SVO ratings range from one to six, with one being highest in terms of credit quality. The ratings are:
Investment Grade Floating Rate Note ETF (FLTR) – 1
Intermediate Municipal Index ETF (ITM) – 1
Emerging Markets Local Currency Bond ETF (EMLC) – 2
International High Yield Bond ETF (IHY) – 3
Emerging Markets High Yield Bond ETF (HYEM) – 3
High Yield Municipal Index ETF (HYD) – 4
“We’re very pleased to have received SVO designations for six of our funds, as these ratings help provide state regulated insurance companies with guidance as to the credit quality of a fund’s underlying holdings,” says Susan Marino, senior vice president and director of national accounts at Van Eck Global. “We’re pleased to offer insurance companies these Market Vectors ETF solutions as they take a closer look at opportunities to expand their investment choices.”
“Insurance companies are increasingly looking to use ETFs based on their flexibility, transparency and low-cost structure,” says Bill Best, managing director, institutional sales and investor relations at Van Eck Global. “NAIC ratings are a critical tool allowing insurance general account managers to utilise this fast growing and dynamic part of the market while also efficiently managing their risk-based capital requirements.”

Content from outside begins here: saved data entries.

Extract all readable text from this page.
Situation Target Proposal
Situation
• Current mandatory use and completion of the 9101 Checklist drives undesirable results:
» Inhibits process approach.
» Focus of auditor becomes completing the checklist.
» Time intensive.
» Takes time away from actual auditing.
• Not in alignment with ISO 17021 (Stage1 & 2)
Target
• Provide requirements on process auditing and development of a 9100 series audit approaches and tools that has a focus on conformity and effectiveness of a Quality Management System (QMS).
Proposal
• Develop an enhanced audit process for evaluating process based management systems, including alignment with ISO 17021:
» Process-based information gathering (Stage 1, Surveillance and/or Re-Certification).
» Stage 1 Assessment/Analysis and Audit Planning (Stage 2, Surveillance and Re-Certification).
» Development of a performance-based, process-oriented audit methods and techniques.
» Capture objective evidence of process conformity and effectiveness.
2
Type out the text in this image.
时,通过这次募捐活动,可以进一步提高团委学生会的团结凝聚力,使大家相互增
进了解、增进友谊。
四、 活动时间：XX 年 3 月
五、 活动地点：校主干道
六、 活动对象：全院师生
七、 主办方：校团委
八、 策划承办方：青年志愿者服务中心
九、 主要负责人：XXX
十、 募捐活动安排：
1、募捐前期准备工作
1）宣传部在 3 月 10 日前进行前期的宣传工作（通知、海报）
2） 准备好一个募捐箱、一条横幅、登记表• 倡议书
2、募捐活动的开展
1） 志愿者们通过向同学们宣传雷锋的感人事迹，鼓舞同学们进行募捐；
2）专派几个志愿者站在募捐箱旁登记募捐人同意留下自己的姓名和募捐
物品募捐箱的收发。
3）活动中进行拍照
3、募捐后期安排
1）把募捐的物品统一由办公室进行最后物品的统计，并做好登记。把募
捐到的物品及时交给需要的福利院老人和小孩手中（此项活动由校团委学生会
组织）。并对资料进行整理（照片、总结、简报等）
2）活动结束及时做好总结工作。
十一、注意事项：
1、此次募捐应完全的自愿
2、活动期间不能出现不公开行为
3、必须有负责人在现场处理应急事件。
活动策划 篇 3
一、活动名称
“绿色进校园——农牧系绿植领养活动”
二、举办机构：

NAIC, the US standard-setting and regulatory support organisation, was created and is governed by the chief insurance regulators of the 50 states, the District of Columbia and five US territories. The SVO is responsible for day-to-day credit quality assessment and valuation of securities owned by state regulated insurance companies. The assignment of an NAIC designation allows a fixed income ETF to be reported as a bond, and therefore receive a more favourable risk-based capital treatment.